A thermocouple approach requires that best practices be followed. The thermocouple must be of very fine gauge, 36 or 40. The bead of the thermocouple should be as small as possible and attached to the surface with a thermally conductive epoxy bead of minimum size. The thermocouple should be dressed along the IC component and printed-circuit-board surface as much as possible to minimize thermal gradients in the thermocouple at the measurement location. Dressing the thermocouple against the surface will reduce its heatsinking efficiency.

Electrical-Modeling Validation

Electrical models can be used to predict crosstalk, power and ground bounce, the filtering effects of capacitors, and other factors. Using appropriate instrumentation, these phenomena can be directly measured on input and output pins and compared to the modeled results.

When making very high-speed electrical measurements, one must take great care with instrument setup to ensure impedance mismatches, cable lengths, connector insertion points, and other systematic issues don’t obscure the desired results. The test set has to be “de-embedded” from the measurements to compare the signal of interest directly to the modeled values. This process may require quite a bit of fine-tuning in the electrical system. The system can sometimes be debugged with specially designed substrate test structures, or even by using complex test die with active drivers.

Specific examples of electrical-model outputs that can be validated through testing include measuring the impedance of specific structures.1 In this case, a network analyzer was used to measure predicted impedances. Comparing the model to the measurements showed the need to improve the models by applying lossy characteristics, as well as highlighting specific frequency limits of the models. 

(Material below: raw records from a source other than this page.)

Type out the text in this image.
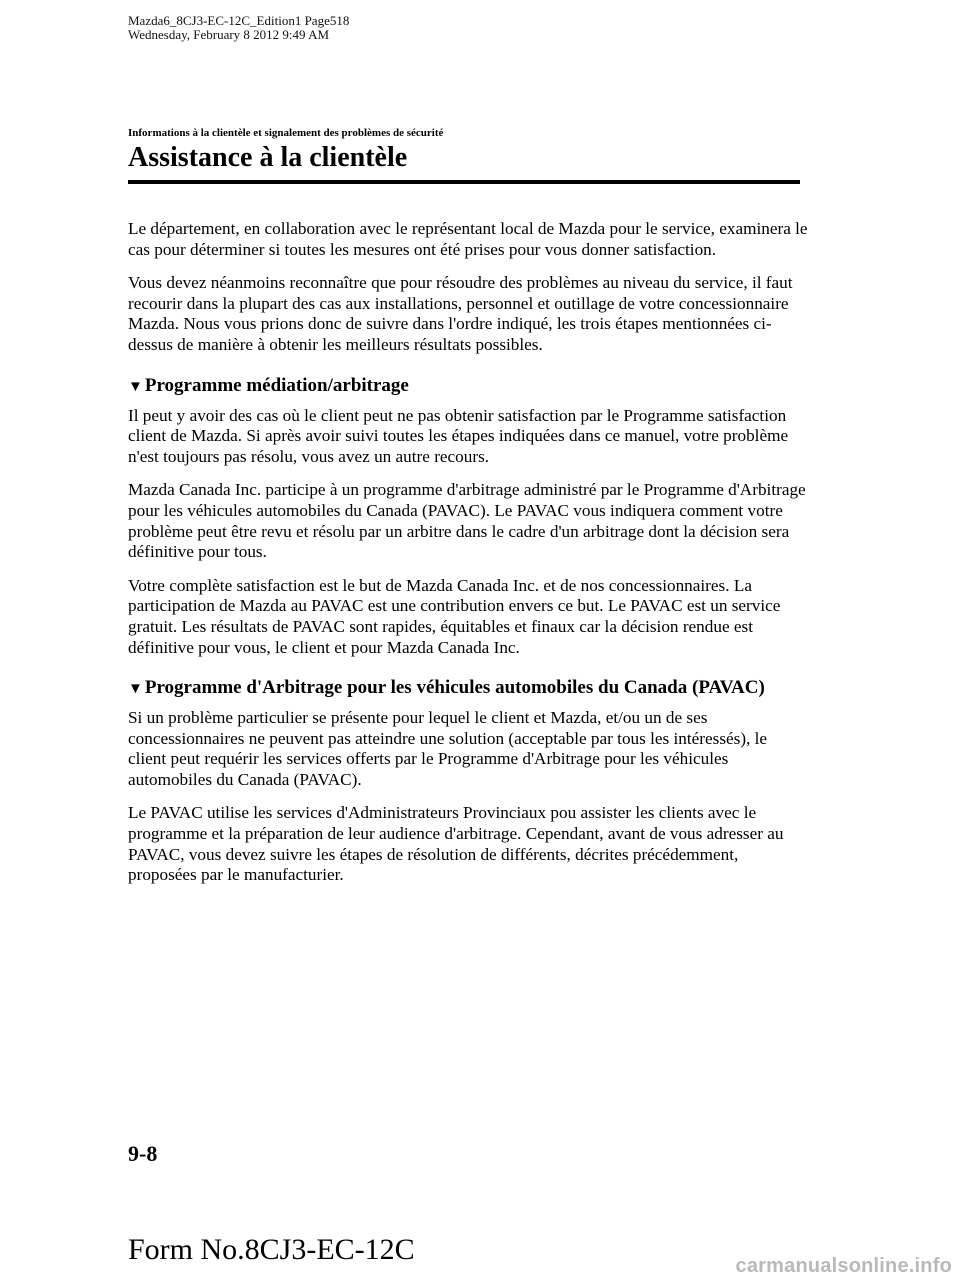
Mazda6_8CJ3-EC-12C_Edition1 Page518
Wednesday, February 8 2012 9:49 AM
Informations à la clientèle et signalement des problèmes de sécurité
Assistance à la clientèle

Le département, en collaboration avec le représentant local de Mazda pour le service, examinera le cas pour déterminer si toutes les mesures ont été prises pour vous donner satisfaction.

Vous devez néanmoins reconnaître que pour résoudre des problèmes au niveau du service, il faut recourir dans la plupart des cas aux installations, personnel et outillage de votre concessionnaire Mazda. Nous vous prions donc de suivre dans l'ordre indiqué, les trois étapes mentionnées ci-dessus de manière à obtenir les meilleurs résultats possibles.

▼ Programme médiation/arbitrage

Il peut y avoir des cas où le client peut ne pas obtenir satisfaction par le Programme satisfaction client de Mazda. Si après avoir suivi toutes les étapes indiquées dans ce manuel, votre problème n'est toujours pas résolu, vous avez un autre recours.

Mazda Canada Inc. participe à un programme d'arbitrage administré par le Programme d'Arbitrage pour les véhicules automobiles du Canada (PAVAC). Le PAVAC vous indiquera comment votre problème peut être revu et résolu par un arbitre dans le cadre d'un arbitrage dont la décision sera définitive pour tous.

Votre complète satisfaction est le but de Mazda Canada Inc. et de nos concessionnaires. La participation de Mazda au PAVAC est une contribution envers ce but. Le PAVAC est un service gratuit. Les résultats de PAVAC sont rapides, équitables et finaux car la décision rendue est définitive pour vous, le client et pour Mazda Canada Inc.

▼ Programme d'Arbitrage pour les véhicules automobiles du Canada (PAVAC)

Si un problème particulier se présente pour lequel le client et Mazda, et/ou un de ses concessionnaires ne peuvent pas atteindre une solution (acceptable par tous les intéressés), le client peut requérir les services offerts par le Programme d'Arbitrage pour les véhicules automobiles du Canada (PAVAC).

Le PAVAC utilise les services d'Administrateurs Provinciaux pou assister les clients avec le programme et la préparation de leur audience d'arbitrage. Cependant, avant de vous adresser au PAVAC, vous devez suivre les étapes de résolution de différents, décrites précédemment, proposées par le manufacturier.

9-8
Form No.8CJ3-EC-12C	carmanualsonline.info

Another useful technique for package model correlation takes advantage of time-domain reflectometer (TDR) measurements. A TDR launches a signal into a specific pin and delivers a measurement of reflections that occur at impedance transitions. The delay time and intensity of these measured reflections can be matched against models.

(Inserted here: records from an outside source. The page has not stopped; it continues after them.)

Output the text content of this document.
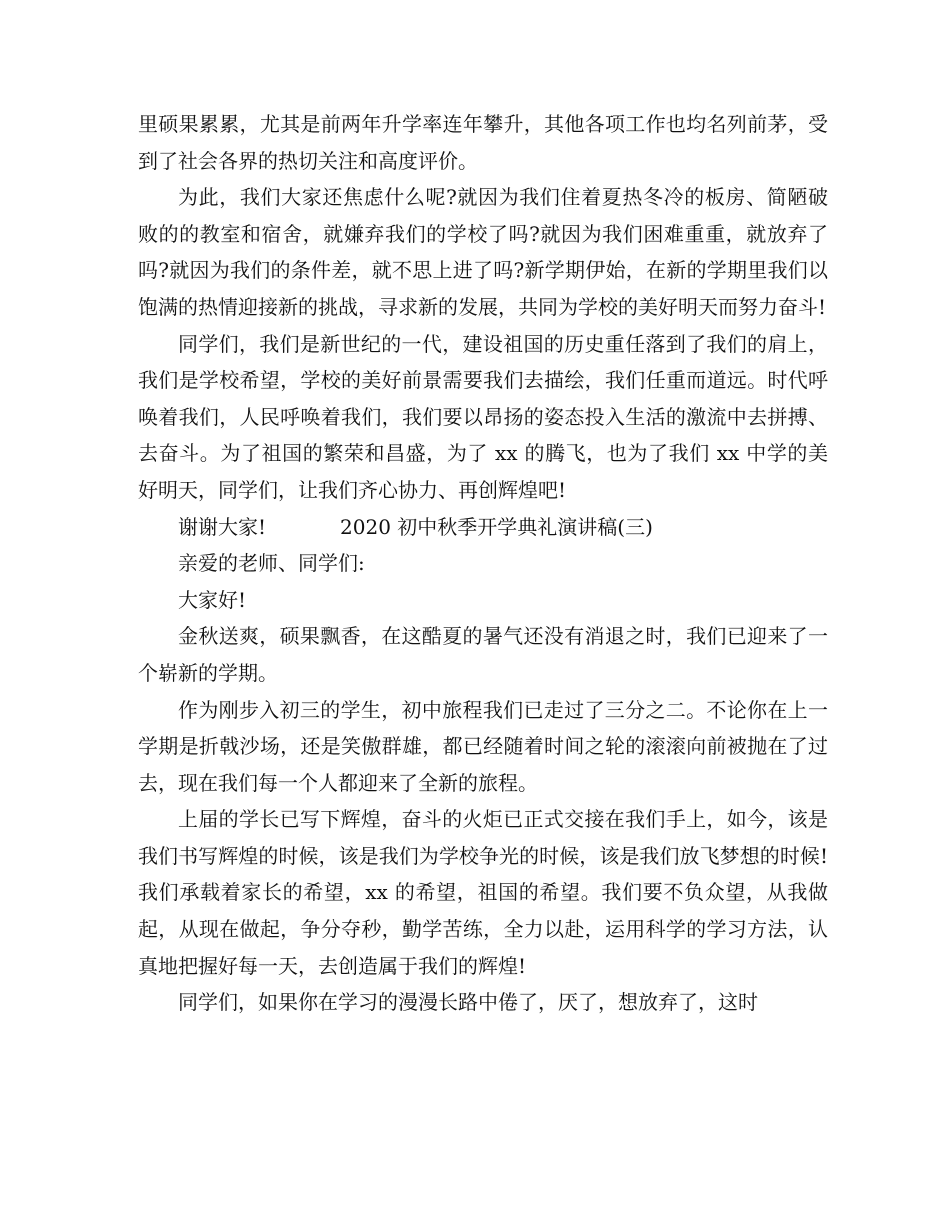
里硕果累累，尤其是前两年升学率连年攀升，其他各项工作也均名列前茅，受到了社会各界的热切关注和高度评价。

为此，我们大家还焦虑什么呢?就因为我们住着夏热冬冷的板房、简陋破败的的教室和宿舍，就嫌弃我们的学校了吗?就因为我们困难重重，就放弃了吗?就因为我们的条件差，就不思上进了吗?新学期伊始，在新的学期里我们以饱满的热情迎接新的挑战，寻求新的发展，共同为学校的美好明天而努力奋斗!

同学们，我们是新世纪的一代，建设祖国的历史重任落到了我们的肩上，我们是学校希望，学校的美好前景需要我们去描绘，我们任重而道远。时代呼唤着我们，人民呼唤着我们，我们要以昂扬的姿态投入生活的激流中去拼搏、去奋斗。为了祖国的繁荣和昌盛，为了 xx 的腾飞，也为了我们 xx 中学的美好明天，同学们，让我们齐心协力、再创辉煌吧!

谢谢大家!	2020 初中秋季开学典礼演讲稿(三)

亲爱的老师、同学们:

大家好!

金秋送爽，硕果飘香，在这酷夏的暑气还没有消退之时，我们已迎来了一个崭新的学期。

作为刚步入初三的学生，初中旅程我们已走过了三分之二。不论你在上一学期是折戟沙场，还是笑傲群雄，都已经随着时间之轮的滚滚向前被抛在了过去，现在我们每一个人都迎来了全新的旅程。

上届的学长已写下辉煌，奋斗的火炬已正式交接在我们手上，如今，该是我们书写辉煌的时候，该是我们为学校争光的时候，该是我们放飞梦想的时候!我们承载着家长的希望，xx 的希望，祖国的希望。我们要不负众望，从我做起，从现在做起，争分夺秒，勤学苦练，全力以赴，运用科学的学习方法，认真地把握好每一天，去创造属于我们的辉煌!

同学们，如果你在学习的漫漫长路中倦了，厌了，想放弃了，这时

Electrical models are often validated against other electrical models. That’s because certain types of linear solvers (e.g., full-field finite element codes) are verified multiple times, but end up being too compute-resource-intensive to use routinely on today’s complex package structures. Many times, faster algorithms will be employed to capture the complexity by simplifying some physics of the problem. To prove the efficacy of faster codes, modeling is performed on just a few package structures using the full physics codes. Then, those results get compared to models made with faster algorithms.

In summary, co-design modeling validation results have become essential in proving the validity of the models. Once there’s validation of a modeling approach, it can be applied over a wide range of problems with confidence. Without validation, co-design outputs sometimes are no more than just pretty pictures. The diligent co-design engineer will be anxious to validate ever more modeling cases, thereby building confidence in the co-design results.

Acknowledgement: The author gratefully thanks Dr. Masazumi Amagai for the shadow moiré images used in this article.

Reference:

  1. S. Li, et.al., “Development and Validation of a Microcontroller Model for EMC,” Electromagnetic Compatibility Europe, 2008.